ESD Flooring Options for Cleanrooms
01 September 2018

ESD Flooring Options for Cleanrooms

In any of the four replacement scenarios above, before any serious plans are made or dismissed, it makes sense to start with a broad evaluation of various ESD flooring alternatives. Any thoughtful evaluation should begin with an investigation involving process compatibility, and then an examination of the risks/rewards of installing a new floor based on successfully dealing with obstacles such as shutdowns, equipment movement, loss of production, contamination, odor containment and other considerations. At this point it is usually advisable to create a decision matrix or at least give a cursory glance at ESD flooring solutions.
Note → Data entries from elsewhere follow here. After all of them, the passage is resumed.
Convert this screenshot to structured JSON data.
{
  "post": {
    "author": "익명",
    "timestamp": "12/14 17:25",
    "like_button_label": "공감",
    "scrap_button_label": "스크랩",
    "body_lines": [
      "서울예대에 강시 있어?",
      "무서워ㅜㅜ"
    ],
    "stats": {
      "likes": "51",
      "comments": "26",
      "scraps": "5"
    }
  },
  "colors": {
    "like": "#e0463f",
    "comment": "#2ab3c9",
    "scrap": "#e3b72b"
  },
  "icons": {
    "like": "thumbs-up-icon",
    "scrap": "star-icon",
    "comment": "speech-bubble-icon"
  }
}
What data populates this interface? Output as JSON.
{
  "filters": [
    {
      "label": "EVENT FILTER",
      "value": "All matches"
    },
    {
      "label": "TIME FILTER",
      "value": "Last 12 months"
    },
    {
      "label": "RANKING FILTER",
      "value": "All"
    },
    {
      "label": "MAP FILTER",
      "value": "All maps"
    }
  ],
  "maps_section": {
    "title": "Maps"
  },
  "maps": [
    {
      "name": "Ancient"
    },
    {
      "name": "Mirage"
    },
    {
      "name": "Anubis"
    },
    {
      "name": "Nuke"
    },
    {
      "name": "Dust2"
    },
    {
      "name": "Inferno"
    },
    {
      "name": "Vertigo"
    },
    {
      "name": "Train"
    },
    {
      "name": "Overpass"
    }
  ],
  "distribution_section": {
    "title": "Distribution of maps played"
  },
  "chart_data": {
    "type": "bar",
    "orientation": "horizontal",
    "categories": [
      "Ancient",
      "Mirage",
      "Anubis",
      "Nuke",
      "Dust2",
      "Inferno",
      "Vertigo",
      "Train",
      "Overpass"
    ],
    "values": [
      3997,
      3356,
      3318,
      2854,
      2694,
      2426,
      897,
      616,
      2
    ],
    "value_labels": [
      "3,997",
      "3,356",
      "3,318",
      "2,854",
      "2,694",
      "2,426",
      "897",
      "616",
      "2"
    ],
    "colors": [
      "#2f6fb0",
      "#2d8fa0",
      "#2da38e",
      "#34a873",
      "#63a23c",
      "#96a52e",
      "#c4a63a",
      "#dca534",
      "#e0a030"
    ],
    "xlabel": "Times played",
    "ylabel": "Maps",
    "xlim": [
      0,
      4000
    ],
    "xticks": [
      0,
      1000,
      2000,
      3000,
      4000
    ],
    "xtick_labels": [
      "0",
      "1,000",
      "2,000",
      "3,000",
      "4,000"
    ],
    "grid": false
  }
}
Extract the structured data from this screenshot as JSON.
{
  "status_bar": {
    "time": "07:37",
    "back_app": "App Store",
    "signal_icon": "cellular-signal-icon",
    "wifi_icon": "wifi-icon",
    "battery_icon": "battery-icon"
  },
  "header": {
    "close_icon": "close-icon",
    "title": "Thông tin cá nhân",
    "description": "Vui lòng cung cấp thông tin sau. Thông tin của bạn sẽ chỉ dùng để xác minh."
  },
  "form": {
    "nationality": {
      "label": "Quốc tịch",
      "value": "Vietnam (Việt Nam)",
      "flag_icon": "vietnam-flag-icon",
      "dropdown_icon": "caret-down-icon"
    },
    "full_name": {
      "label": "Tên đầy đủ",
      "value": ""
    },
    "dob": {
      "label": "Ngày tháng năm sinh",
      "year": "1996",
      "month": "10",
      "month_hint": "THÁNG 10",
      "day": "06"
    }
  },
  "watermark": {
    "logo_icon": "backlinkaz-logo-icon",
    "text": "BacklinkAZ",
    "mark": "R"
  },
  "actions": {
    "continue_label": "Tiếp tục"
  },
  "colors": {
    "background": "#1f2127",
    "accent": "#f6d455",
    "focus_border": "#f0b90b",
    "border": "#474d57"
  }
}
Of course most of the options will be quickly dismissed based on contamination control parameters or unsatisfactory electrical properties (point to point resistance, and resistance to a groundable point).Below is a reasonable list of possible flooring materials:

Various ESD flooring options:

1) Conductive paint
2) ESD floor finish or conductive wax
3) Conductive/dissipative carpeting and carpet tile
4) Raised flooring with panels covered with options 7 or 8
5) Conductive/dissipative seamless flooring including epoxies, urethanes and quartz floors
6) Strategically located conductive mats and runners
7) Conductive/dissipative vinyl tile and vinyl sheet flooring
8) Conductive/dissipative rubber tile and rubber sheet flooring

Properly installed and adequately maintained, any of the eight options will provide some level of static protection in an electronics handling application. However, electrical performance is only one variable within the decision matrix. Options 1, 2, and 3 can be eliminated purely based on inherent contamination control liabilities such as most ESD paint flakes, delaminates and, because they are usually somewhat porous, ultimately generate dust. ESD waxes and floor finishes generate dust and fine particulates from abrasion caused by traffic and standard janitorial practices like buffing. Also, waxes require temporary shutdowns during periodic stripping and maintenance. Any carpet or textile-based flooring, option 3, will naturally capture and accumulate particles and eventually become a dirt generator.

Although option 4, the raised floor, is the defacto standard in most wafer fabrication areas, it is probably an expensive overkill for many cleanroom applications, other than offering access to wires and cables and air exchange; otherwise, there is little advantage to a cleanroom raised floor system.

Option 5, resinous flooring (epoxy or urethane) is rarely installed in occupied spaces due to odors, drying times and dust generated during floor preparation. After installation, epoxies and urethanes must cure for 24 to 72 hours which may make them undesirable flooring materials in any occupied space that must be turned over quickly. Epoxies are also difficult to repair in a cleanroom without closing off the area with plastic shrouds and air exhausts during grinding and reapplication process.

Floor mats and runners, option 6, are usually used as stop-gap solutions until a more permanent flooring material is identified. Floor runners offer limited protection because they are able to ground static charges on people or carts only if and when the latter are in direct physical contact with the runner or mat. This limitation means that the cleanroom will lack contiguous grounding. The resulting islands or zones of ESD protection force a continued reliance on expensive shielded packaging of static sensitive (ESDS) parts. Ensuring continuous ESD protection also requires redundant grounding through the combination of wrist straps and ground cords (which inhibits mobility). Wrist straps must be connected and disconnected every time parts are removed from packaging or transported through ungrounded areas.